Gibney regrets that she was so debilitated by the condition, she could not even tell her mother.

"At the time it happened I couldn't explain it or tell anybody about it. I think that's true of so many people who suffer any kind of depression or breakdown.

"They can't explain it."

On Enough Rope in 2003, Gibney gave an honest account of the times when she would lose control of her emotions, particularly falling victim to jealousy, and physically lash out.

She says she suffered an overwhelming feeling of self-loathing but she didn't know where it came from ... because "you have a great job, you have great friends and you live in a fabulous apartment and life is good".

Now Gibney is not only reconciled with her childhood trauma, but with herself.

"I'm comfortable in my own skin, yes ... I've taken baby steps," she says. "Certainly being in a very happy, stable marriage with someone who completely accepts me, warts and all, helps. I don't have to be anything other than who I am, and I think I'm more myself with Richard than with anyone. He's taught me to be more myself, because he accepts who I am."

Even ageing, the bane of many a talented actor's career, no longer bothers her.

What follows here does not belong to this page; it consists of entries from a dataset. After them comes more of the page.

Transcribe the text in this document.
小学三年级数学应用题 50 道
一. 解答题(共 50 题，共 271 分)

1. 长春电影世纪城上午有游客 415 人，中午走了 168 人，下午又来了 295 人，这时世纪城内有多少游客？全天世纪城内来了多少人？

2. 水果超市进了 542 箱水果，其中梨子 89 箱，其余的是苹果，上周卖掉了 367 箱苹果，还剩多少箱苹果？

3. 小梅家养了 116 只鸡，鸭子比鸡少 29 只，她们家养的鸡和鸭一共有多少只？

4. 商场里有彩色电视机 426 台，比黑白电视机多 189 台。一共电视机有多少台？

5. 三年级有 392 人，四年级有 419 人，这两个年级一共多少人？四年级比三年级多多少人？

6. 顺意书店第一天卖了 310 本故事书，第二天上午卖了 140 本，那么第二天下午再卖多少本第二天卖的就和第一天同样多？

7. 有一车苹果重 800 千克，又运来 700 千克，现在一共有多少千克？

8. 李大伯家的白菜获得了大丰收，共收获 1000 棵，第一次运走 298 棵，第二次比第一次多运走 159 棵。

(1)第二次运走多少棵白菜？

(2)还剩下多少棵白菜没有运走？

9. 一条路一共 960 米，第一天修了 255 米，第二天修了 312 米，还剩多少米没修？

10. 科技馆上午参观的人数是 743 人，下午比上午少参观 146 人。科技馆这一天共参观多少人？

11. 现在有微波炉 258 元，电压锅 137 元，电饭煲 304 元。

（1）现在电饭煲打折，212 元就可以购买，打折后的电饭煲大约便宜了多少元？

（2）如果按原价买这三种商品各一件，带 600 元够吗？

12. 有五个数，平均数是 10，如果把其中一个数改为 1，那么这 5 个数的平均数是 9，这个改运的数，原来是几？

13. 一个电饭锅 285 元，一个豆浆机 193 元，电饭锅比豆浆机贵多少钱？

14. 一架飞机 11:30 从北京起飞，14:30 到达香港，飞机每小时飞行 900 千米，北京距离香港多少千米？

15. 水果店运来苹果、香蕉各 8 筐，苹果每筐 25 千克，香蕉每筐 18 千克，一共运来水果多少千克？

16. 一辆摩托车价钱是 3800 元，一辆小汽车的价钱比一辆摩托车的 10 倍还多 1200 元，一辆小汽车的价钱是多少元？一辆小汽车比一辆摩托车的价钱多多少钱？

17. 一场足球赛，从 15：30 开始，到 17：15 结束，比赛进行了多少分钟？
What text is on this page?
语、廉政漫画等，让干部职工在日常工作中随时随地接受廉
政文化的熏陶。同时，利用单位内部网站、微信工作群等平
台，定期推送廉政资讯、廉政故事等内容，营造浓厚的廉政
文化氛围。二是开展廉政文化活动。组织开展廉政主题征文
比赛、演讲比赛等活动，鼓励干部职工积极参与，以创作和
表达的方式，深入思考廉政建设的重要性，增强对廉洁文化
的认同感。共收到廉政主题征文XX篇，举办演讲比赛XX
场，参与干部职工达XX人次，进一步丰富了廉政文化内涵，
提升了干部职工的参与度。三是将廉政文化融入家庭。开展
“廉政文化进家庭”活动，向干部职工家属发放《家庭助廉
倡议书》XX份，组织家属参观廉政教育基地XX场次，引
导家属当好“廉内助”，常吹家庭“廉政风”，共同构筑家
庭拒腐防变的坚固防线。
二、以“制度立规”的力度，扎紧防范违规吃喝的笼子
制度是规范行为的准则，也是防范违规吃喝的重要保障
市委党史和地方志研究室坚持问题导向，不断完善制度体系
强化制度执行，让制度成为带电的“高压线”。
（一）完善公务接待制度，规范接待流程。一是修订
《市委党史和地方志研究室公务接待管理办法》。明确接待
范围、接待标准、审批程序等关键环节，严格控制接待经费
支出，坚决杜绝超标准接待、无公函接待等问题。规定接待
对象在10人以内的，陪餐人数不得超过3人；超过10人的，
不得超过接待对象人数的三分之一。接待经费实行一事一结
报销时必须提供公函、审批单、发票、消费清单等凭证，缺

"I do feel like I'm waving the flag for the middle-aged woman who has a few lines around her eyes and a bit of a roll around her middle," Gibney says, exaggerating the visible effects of ageing on her face. "They're the inevitable signs of ageing. I don't want to stop the clock ... I just want to slow it down."

So where to next? Well, planning is well advanced for series three of Rafters, so expect the fun to continue.